According to global consulting firm McKinsey on the 6th, the delivery time for semiconductors based on some traditional processes can reach up to 40 weeks.
Delivery time refers to the time it takes from ordering the product to delivery. Until the IT industry flourished in the first half of last year, the delivery time of semiconductors continued to increase. According to a survey by Susquehanna Financial Group, before the pandemic, the average semiconductor delivery time in January 2020 was 12.7 weeks, but it more than doubled in January last year to 25.7 weeks.
Afterwards, due to the deterioration of the macroeconomic environment, semiconductor delivery times began to decline, reaching as long as 27 weeks in the middle of last year. As the demand for semiconductors has decreased, the supply shortage has eased. As of the beginning of this year, the delivery time has been reduced to 24 weeks.
However, for some semiconductors, supply shortages continue.
McKinsey stated that the current delivery time for microcontrollers and sensors is 20 to 40 weeks, while other devices such as CPUs and DRAMs are in surplus.

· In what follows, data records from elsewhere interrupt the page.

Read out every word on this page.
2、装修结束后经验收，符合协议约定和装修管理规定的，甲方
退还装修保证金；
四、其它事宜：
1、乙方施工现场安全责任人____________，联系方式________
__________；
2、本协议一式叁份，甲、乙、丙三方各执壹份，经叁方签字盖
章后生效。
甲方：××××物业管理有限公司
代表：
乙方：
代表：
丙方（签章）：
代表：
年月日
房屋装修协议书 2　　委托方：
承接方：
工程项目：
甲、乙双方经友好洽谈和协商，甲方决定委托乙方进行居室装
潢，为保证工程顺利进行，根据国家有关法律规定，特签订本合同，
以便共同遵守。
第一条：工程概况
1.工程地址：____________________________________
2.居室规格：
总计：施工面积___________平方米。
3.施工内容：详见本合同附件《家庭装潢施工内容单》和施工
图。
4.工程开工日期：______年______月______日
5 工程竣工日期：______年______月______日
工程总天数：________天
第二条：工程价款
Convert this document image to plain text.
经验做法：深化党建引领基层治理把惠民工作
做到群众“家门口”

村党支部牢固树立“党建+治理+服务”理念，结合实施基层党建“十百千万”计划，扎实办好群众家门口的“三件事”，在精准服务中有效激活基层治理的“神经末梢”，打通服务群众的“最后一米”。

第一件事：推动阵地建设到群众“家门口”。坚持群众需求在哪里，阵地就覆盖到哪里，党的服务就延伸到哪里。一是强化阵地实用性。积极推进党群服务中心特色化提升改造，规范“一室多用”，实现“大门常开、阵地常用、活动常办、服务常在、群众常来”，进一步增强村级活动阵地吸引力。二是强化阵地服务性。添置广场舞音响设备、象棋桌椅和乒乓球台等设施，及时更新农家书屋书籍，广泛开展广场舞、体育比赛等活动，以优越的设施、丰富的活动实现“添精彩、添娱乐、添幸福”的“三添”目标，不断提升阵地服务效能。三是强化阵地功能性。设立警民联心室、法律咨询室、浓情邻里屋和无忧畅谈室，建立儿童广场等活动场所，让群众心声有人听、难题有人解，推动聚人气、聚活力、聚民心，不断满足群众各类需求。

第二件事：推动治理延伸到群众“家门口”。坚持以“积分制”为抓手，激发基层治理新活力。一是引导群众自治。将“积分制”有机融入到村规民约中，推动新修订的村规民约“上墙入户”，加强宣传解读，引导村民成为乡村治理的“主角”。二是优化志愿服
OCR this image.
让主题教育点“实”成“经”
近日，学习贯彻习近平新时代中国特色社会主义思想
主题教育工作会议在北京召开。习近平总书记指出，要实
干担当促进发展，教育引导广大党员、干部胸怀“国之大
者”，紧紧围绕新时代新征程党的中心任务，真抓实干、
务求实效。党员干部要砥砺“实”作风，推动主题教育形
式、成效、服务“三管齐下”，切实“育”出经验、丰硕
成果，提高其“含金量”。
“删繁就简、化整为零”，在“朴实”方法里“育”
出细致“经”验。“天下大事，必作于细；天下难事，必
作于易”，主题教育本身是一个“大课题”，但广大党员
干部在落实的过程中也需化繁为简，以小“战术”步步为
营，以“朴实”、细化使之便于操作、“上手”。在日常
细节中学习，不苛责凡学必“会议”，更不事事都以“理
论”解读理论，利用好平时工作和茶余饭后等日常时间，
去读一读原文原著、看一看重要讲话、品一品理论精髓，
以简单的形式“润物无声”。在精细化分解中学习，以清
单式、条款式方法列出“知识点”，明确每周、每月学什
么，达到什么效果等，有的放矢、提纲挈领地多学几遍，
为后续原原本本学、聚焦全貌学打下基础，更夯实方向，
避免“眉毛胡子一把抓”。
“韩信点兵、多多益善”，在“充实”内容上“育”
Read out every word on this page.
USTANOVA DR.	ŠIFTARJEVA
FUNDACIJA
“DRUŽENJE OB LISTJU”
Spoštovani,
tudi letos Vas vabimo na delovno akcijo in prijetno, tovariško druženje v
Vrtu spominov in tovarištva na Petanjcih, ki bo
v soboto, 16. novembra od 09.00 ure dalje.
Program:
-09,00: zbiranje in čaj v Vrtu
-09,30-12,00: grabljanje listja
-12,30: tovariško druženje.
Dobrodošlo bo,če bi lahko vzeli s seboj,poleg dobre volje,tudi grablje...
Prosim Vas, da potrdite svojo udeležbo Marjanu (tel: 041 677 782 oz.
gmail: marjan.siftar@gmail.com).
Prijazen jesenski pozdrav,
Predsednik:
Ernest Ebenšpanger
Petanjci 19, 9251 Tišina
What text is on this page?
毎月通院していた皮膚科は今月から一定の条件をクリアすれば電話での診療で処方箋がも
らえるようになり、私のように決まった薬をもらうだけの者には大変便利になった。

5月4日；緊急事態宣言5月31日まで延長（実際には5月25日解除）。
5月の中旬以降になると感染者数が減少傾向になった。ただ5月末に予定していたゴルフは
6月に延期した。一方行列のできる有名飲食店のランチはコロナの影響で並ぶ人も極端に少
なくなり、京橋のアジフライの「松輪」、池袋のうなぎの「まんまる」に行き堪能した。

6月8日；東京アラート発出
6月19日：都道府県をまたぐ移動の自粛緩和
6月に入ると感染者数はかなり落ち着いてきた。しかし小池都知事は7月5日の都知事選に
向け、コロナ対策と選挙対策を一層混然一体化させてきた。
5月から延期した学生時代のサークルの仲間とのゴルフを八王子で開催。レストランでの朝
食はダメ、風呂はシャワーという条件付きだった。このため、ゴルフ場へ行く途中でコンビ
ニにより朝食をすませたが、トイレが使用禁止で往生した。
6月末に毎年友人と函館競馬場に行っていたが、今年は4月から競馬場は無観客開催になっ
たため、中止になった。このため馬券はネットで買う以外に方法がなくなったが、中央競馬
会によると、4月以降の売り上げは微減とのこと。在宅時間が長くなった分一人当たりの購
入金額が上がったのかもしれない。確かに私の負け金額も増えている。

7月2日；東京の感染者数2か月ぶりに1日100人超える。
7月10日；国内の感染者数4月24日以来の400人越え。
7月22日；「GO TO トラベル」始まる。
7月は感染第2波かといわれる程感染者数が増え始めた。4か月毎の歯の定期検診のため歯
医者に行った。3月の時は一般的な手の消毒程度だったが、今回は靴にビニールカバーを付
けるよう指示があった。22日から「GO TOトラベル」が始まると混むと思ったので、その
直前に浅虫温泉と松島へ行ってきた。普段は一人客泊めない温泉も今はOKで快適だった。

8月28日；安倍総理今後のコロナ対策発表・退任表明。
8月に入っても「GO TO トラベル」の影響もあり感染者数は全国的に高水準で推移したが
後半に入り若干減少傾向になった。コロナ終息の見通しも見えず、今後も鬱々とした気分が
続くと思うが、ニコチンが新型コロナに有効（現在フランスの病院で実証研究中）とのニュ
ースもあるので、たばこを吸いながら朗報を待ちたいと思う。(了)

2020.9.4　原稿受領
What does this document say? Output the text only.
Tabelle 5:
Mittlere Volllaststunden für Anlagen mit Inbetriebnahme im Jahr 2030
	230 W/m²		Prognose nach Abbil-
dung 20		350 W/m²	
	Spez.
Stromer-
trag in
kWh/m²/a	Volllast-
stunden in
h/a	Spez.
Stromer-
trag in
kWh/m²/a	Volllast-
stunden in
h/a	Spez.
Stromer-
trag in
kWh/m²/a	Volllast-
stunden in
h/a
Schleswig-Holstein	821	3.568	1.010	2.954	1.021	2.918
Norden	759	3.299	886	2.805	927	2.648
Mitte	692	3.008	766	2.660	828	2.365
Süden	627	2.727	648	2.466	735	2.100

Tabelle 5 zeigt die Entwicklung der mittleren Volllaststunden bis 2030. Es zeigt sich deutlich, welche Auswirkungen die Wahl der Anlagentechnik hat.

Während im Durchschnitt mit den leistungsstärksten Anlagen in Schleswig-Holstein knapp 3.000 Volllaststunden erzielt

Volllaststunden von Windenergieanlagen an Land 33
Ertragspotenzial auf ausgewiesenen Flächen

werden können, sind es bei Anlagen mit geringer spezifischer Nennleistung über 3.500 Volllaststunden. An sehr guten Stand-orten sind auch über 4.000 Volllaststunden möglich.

In fact, the DRAM market is expected to oversupply in the first three quarters of 2023 due to the decrease in the production of consumer electronics, PCs and smartphones. The delivery time peaked at 22 weeks in mid-2022, but dropped to 19 weeks in early 2023.
McKinsey's analysis of semiconductor shortages since April 2022 shows that approximately 90% of the shortage driven demand is related to mature technologies. Analysis shows that about 75% of all demand driven by shortages involves integrated circuits, such as voltage regulators, accounting for about 66% of the demand, while discrete semiconductors, such as MOSFETs, account for about 10% of the demand.
From an application perspective, supply shortages are expected to be most prominent in the industrial and automotive sectors. This is because with the development of electric vehicles and next-generation power semiconductors, these applications have an increasing share in the entire semiconductor market. According to analysis, the share of the industrial and automotive sectors in the entire semiconductor market will increase from 10% and 8% in 2021 to 14% and 13% in 2030, respectively.
In terms of demand, it will remain volatile in the short term. We have seen some areas shift from shortages to oversupply in early 2023.
For example, the weak economic outlook and the decline in the production of consumer electronics, PCs and smartphones are causing excess inventory of DRAM, NAND and other memory chips. In contrast, considering that demand is expected to grow by 10% and 14% respectively (CAGR), industries such as industry and automobiles may face sustained supply constraints in the short and medium term. This tightening will reflect the macro environment and long-term trends, such as a shift towards pure electric vehicles.
Looking ahead, McKinsey's analysis shows that by 2030, the demand for semiconductors will grow at an annual rate of 6% to 7%. Most of the pressure will come from mature and functionally rich integrated circuits and discrete devices.